TL:DR A) I don’t really like books about people with no faith. B) A man can be a terrible husband but a good father. C) Romeo and Juliet is an eternal trope but the people involved, parents included, can get very annoying and stupid.
Please note that I took one class in literature in college. One. So you are warned.
I recently skimmed a book where the characters did not believe in God. They just took for granted that all that stuff meant nothing. They accepted contraception, and the book featured a fairly poisonous relationship involving a man who thought he could own another person. It also featured a sort of authorial lie. What I mean by that is, that a character, trying to explain people’s motives to another character says something that simply isn’t true, within the book! And yet, this untruth is supposed to be a central point in explaining the actions that were taken in the book. So I am holding the author responsible, rather than the character.

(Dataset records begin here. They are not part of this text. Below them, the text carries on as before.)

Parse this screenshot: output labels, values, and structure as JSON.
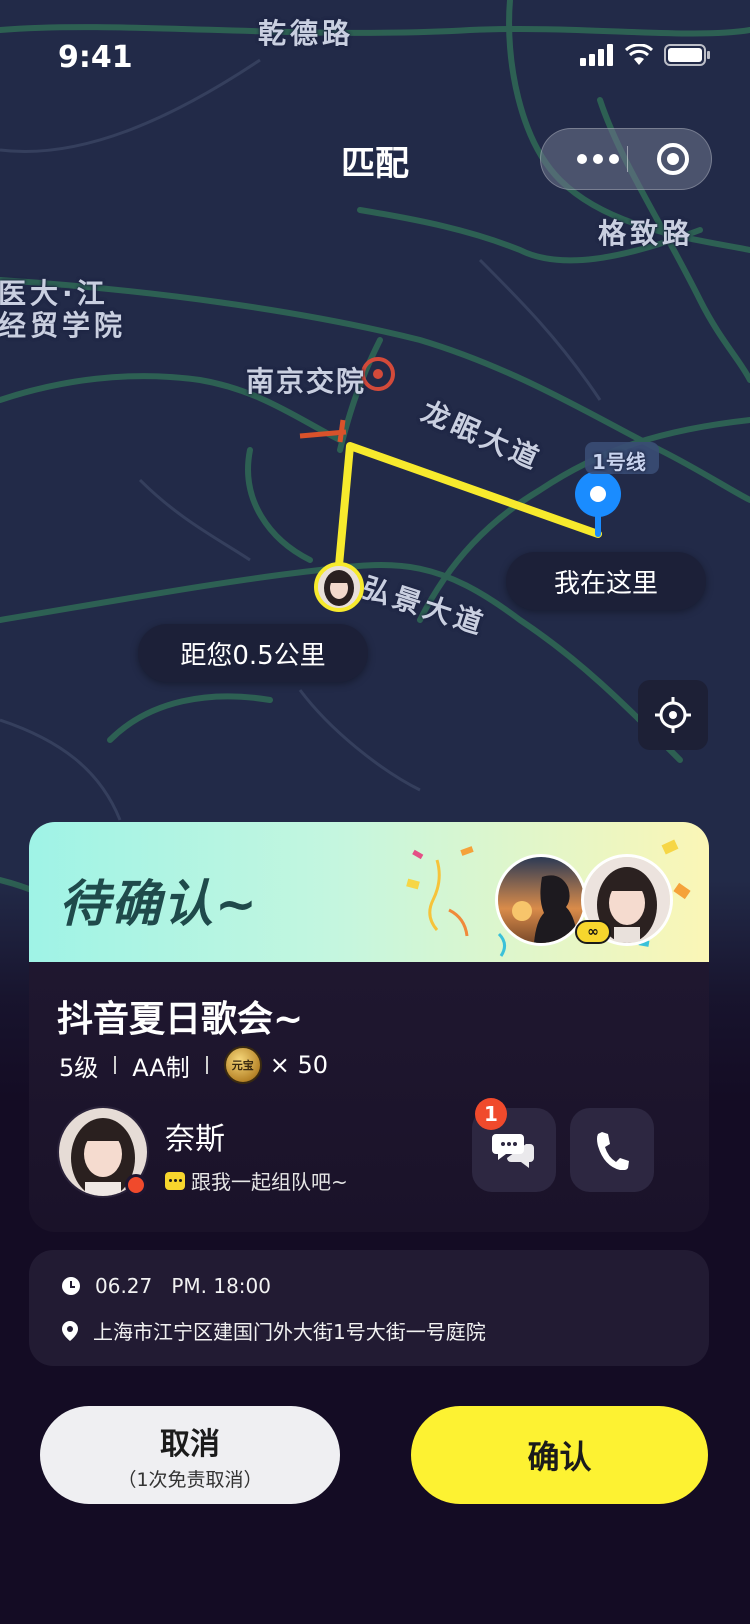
{
  "status_bar": {
    "time": "9:41"
  },
  "nav": {
    "title": "匹配"
  },
  "map": {
    "labels": {
      "qiande_road": "乾德路",
      "gezhi_road": "格致路",
      "college_line1": "医大·江",
      "college_line2": "经贸学院",
      "nanjing_jiaoyuan": "南京交院",
      "longmian_avenue": "龙眠大道",
      "hongjing_avenue": "弘景大道",
      "metro_line": "1号线"
    },
    "distance_bubble": "距您0.5公里",
    "my_location_bubble": "我在这里"
  },
  "match_card": {
    "status_title": "待确认~",
    "event_title": "抖音夏日歌会~",
    "level": "5级",
    "payment": "AA制",
    "coin_label": "元宝",
    "coin_amount": "× 50",
    "user": {
      "name": "奈斯",
      "message": "跟我一起组队吧~"
    },
    "chat_unread": "1"
  },
  "info": {
    "datetime": "06.27   PM. 18:00",
    "address": "上海市江宁区建国门外大街1号大街一号庭院"
  },
  "actions": {
    "cancel_label": "取消",
    "cancel_sub": "（1次免责取消）",
    "confirm_label": "确认"
  },
  "colors": {
    "route": "#f7ea2d",
    "my_pin": "#1a8cff",
    "confirm_button": "#fdf232",
    "header_gradient_start": "#9ff3e6",
    "header_gradient_end": "#fbf6b6",
    "unread_badge": "#f04a2c"
  },
  "icons": [
    "signal-icon",
    "wifi-icon",
    "battery-icon",
    "more-icon",
    "target-icon",
    "locate-icon",
    "location-pin-icon",
    "chat-icon",
    "phone-icon",
    "clock-icon",
    "map-pin-icon",
    "link-icon",
    "coin-icon",
    "message-bubble-icon"
  ]
}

In case this sounds like a very modern book, it’s actually the first three books of The Forsyte Saga. I read the whole thing forty or fifty years ago, and this time I skimmed a great deal. Maybe I did then too. I don’t remember. Lengthy descriptions of bachelor Timothy’s house and drawing room, for example, where the family gathered for fifty years or so, are not my cup of tea. And honestly, although I tried, the description of the house that Bosinney, the architect, builds for Soames and Irene, did not hold my attention as totally as it should have. I can tell you that it is in total opposition to Timothy’s house.
I had two very specific reactions to the story this time around.
I have spent a lot of time on Project Gutenberg along with its Australian counterpart in the past few years. As a result I have read a fair amount of hundred year old stuff, some better, some worse. In either case, someone cared enough about it, relatively recently, to get it online. I’ve read two books that involved girls going off to be independent and modern and live with a guy without benefit of marriage — and it turns out badly in the ways you would expect. What they do afterwards varies a bit and then WWI changes everything. Another, set in China, featured a girl who was determined to have nothing to do with men, until some rampage from around 1915 catches up with her and her Chinese mission. She ends up crossing China and Russia to get back to England. She travels in the company of a young man who seems more and more admirable and attractive to her, and then he’s killed in the Baltic by a German submarine. I think they kissed before he went down.
The effect of all this reading is to show that Galsworthy, the author of the Forsyte saga written in 1921, had to set his book before the turn of the 20th century to start with, or else Irene, as a character, is way too unbelievable. ***
When the Romeo and Juliet motif becomes apparent, Romeo/Jolyon IV’s dad, also known as Jolyon and married to Irene who is Jolyon IV’s mother, writes to his son to explain why he should not marry Juliet/Fleur. It’s complicated because Romeo didn’t even know his mother had been divorced, let alone that Fleer’s father was the Other Man. Jolyon II says that girls used to be brought up without any understanding of sex at all, so they couldn’t know that they would absolutely hate being married to a particular person until the catastrophe comes upon them. At that point they have to get a divorce because life isn’t fair otherwise. He carefully points out that Irene for all practical purposes was Soames possession, and this isn’t the way to deal with human beings. Okay.
But! Irene did know she couldn’t stand to have Soames touch her. There is a specific passage before she says yes to Soames’ constant proposals, obviously before they were married, where Soames kisses her wrist, and she shudders. She refused to face this knowledge on some level, because she felt she had few choices as a poor but proud woman. This is what I call the authorial lie above. However, since refusing to face facts before they bring disaster is a specialty of these characters, I could be wrong about whether this is the author or the character making the mistake.
The other specific reaction I had comes from how very, very insular these characters are, again, especially the women. No American girl on the frontier could possibly be so dumb about how babies come about. Most of the world, in fact, took care of animals and would have some basic facts available. But the ideas that Galsworthy put out, so specific to this context, are discussed as if they had world wide applicability. Oddly, Soames, the villainous husband makes what I would call the correct decision when his second wife is having trouble giving birth. The doc says, if I forget about the baby I can bring your wife out of this quickly and safely. Soames says, no, try to keep the baby also. His reasons are not good but the action is correct.
I thought of Matthew Arnold’s poem, “Dover Beach”, written in the 1870’s
The Sea of Faith
Was once, too, at the full, and round earth’s shore
Lay like the folds of a bright girdle furled.
But now I only hear
Its melancholy, long, withdrawing roar,
I felt that the characters in this Saga were all totally lost. No-one had an anchor. No-one grew. Soames showed a different side of himself as father rather than husband but he didn’t grow as a husband. It is faintly interesting to be reminded of how long ago the rot set in. Whatevs…
*** The Forsyte saga is well-written but it shares a flavor with a lot of books of the time. Extra examples of trope sharing… Anne of Green Gables is a lovely book but there is a trope of the special young girl and Rebecca of Sunnybrook Farm proves it.
Ditto with The Five Little Peppers and How They Grew. Old gentleman who takes the part of the plucky but down on their luck family? Check out a lot of Louisa May Alcott. The Railway Children also falls into this category.